Geographical Distribution:
Indo-West Pacific: The "Gulf" between the Arabian Peninsula and Iran to Pakistan, India, Sri Lanka, Bangladesh, Burma, Malaysia, Thailand, Viet Nam, China, Taiwan Island, The Philippines, Indonesia, Australia (Queensland and Northern Territory).

Habitat and Biology:
A rather small tropical shark of remarkable appearance, found in shallow water on the continental and insular shelves.

Viviparous, with a yolk-sac placenta; number of young 6 to 11 (most commonly 6). In Bombay waters, birth takes place just mating apparently takes place during the monsoon, June through August, and females with small embryos appear in September and October; this suggests a gestation period of about 8 months, but this needs to be confirmed.
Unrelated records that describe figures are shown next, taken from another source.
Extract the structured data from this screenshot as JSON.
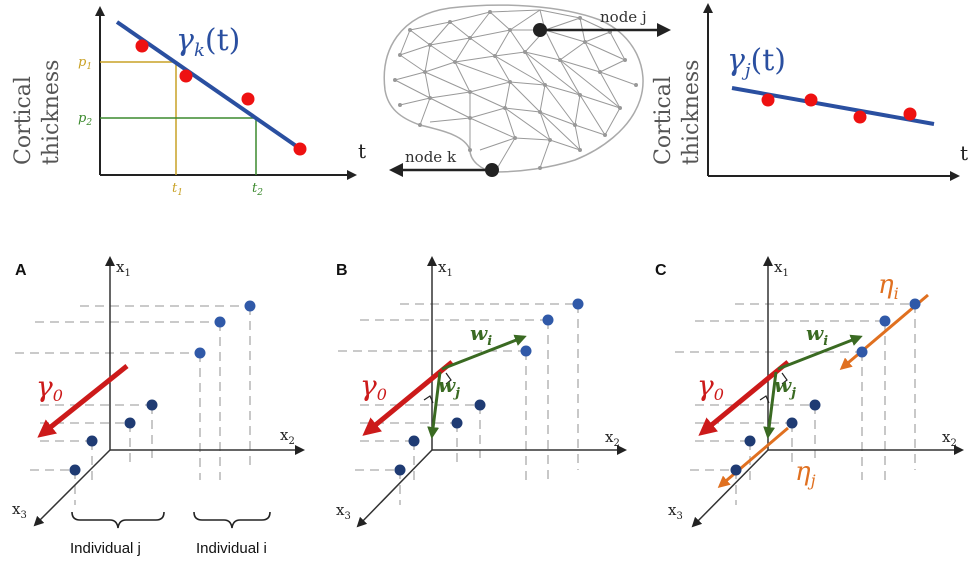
{
  "top": {
    "left_plot": {
      "ylabel_line1": "Cortical",
      "ylabel_line2": "thickness",
      "xlabel": "t",
      "curve_label": "γ",
      "curve_sub": "k",
      "curve_arg": "(t)",
      "p1": "p",
      "p1_sub": "1",
      "p2": "p",
      "p2_sub": "2",
      "t1": "t",
      "t1_sub": "1",
      "t2": "t",
      "t2_sub": "2"
    },
    "mesh": {
      "node_j": "node j",
      "node_k": "node k"
    },
    "right_plot": {
      "ylabel_line1": "Cortical",
      "ylabel_line2": "thickness",
      "xlabel": "t",
      "curve_label": "γ",
      "curve_sub": "j",
      "curve_arg": "(t)"
    },
    "colors": {
      "line": "#2a4fa0",
      "point": "#ee1111",
      "p1": "#c9a227",
      "p2": "#3c8a2e"
    }
  },
  "panels": [
    {
      "letter": "A",
      "x1": "x",
      "x1_sub": "1",
      "x2": "x",
      "x2_sub": "2",
      "x3": "x",
      "x3_sub": "3",
      "gamma": "γ",
      "gamma_sub": "0",
      "individual_j": "Individual j",
      "individual_i": "Individual i"
    },
    {
      "letter": "B",
      "x1": "x",
      "x1_sub": "1",
      "x2": "x",
      "x2_sub": "2",
      "x3": "x",
      "x3_sub": "3",
      "gamma": "γ",
      "gamma_sub": "0",
      "w_i": "w",
      "w_i_sub": "i",
      "w_j": "w",
      "w_j_sub": "j"
    },
    {
      "letter": "C",
      "x1": "x",
      "x1_sub": "1",
      "x2": "x",
      "x2_sub": "2",
      "x3": "x",
      "x3_sub": "3",
      "gamma": "γ",
      "gamma_sub": "0",
      "w_i": "w",
      "w_i_sub": "i",
      "w_j": "w",
      "w_j_sub": "j",
      "eta_i": "η",
      "eta_i_sub": "i",
      "eta_j": "η",
      "eta_j_sub": "j"
    }
  ],
  "bottom_colors": {
    "gamma": "#cc1a1a",
    "w": "#3a6a22",
    "eta": "#e07020",
    "dot": "#1f3b73"
  }
}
Pregnant females are said to fight each other.

The diet of this small shark is not reported, but it probably consists of small fishes, cephalopods and crustaceans. An apparently harmless shark, not known to attack people.
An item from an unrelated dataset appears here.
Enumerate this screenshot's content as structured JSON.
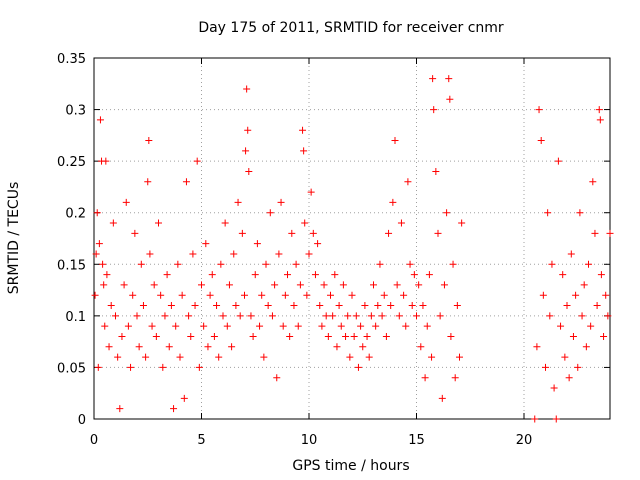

The function of the vast lateral blades of the head of this shark are uncertain; they seem excessively hypertrophied for manouvering organs or bowplanes, but perhaps more important is their role in increasing the volume and surface area of some of the sense organs of the head, particularly the lateral line canals, Ampullae of Lorenzini, and olfactory organs, as well as providing an increased stereoscopic visual effect.

Size:
Maximum possibly not exceeding 152 cm, males immature at 79 cm and adult at 132 cm, presumably maturing at a metre or less; pregnant females are 104 to 144 cm; size at birth 32 to 45 cm.

Interest to Fisheries:
A common fisheries species in India, Pakistan, Malaysia and Thailand, and probably elsewhere in its range. It is caught with floating gillnets, probably fixed bottom gillnets, stake nets, seines, with floating and bottom longlines, and probably on hook-and-line. Its meat is utilized fresh for human consumption; livers yield a high-potency vitamin oil; and offal is probably processed into fishmeal.

Remarks:
Cuvier (1817), in a footnote to his account of Squalus zygaena Linnaeus, 1758 (placed in the new subgenus Zygaena Cuvier, 1817, but listed as S. zygaena), described this species as follows: "(3) Ajoutez l’ espèce représentée par B1.117, reconnaissable à ses narines placées bien plus près du milieu (z. nob. Blochiil. Sa deuxieme dorsale est aussi bien plus près de la caudale" (ftn 3, p. 127). Cuvier's citation of this species may not be a properly formed Linnaean binomial, but apparently he intended to show that the Squalus zygaena Bloch, 1785 was not conspecific with S. zygaena Linnaeus, 1758. "z. nob. Blochii" can be interpreted as Zygaena Blochii nobis (that is of Cuvier, 1817), as was done by Valenciennes (1822), who had an alcohol-preserved specimen of the species and described and illustrated it in detail.

Type material:
Holotype: None? Fowler (1941) thought the type locality to be India.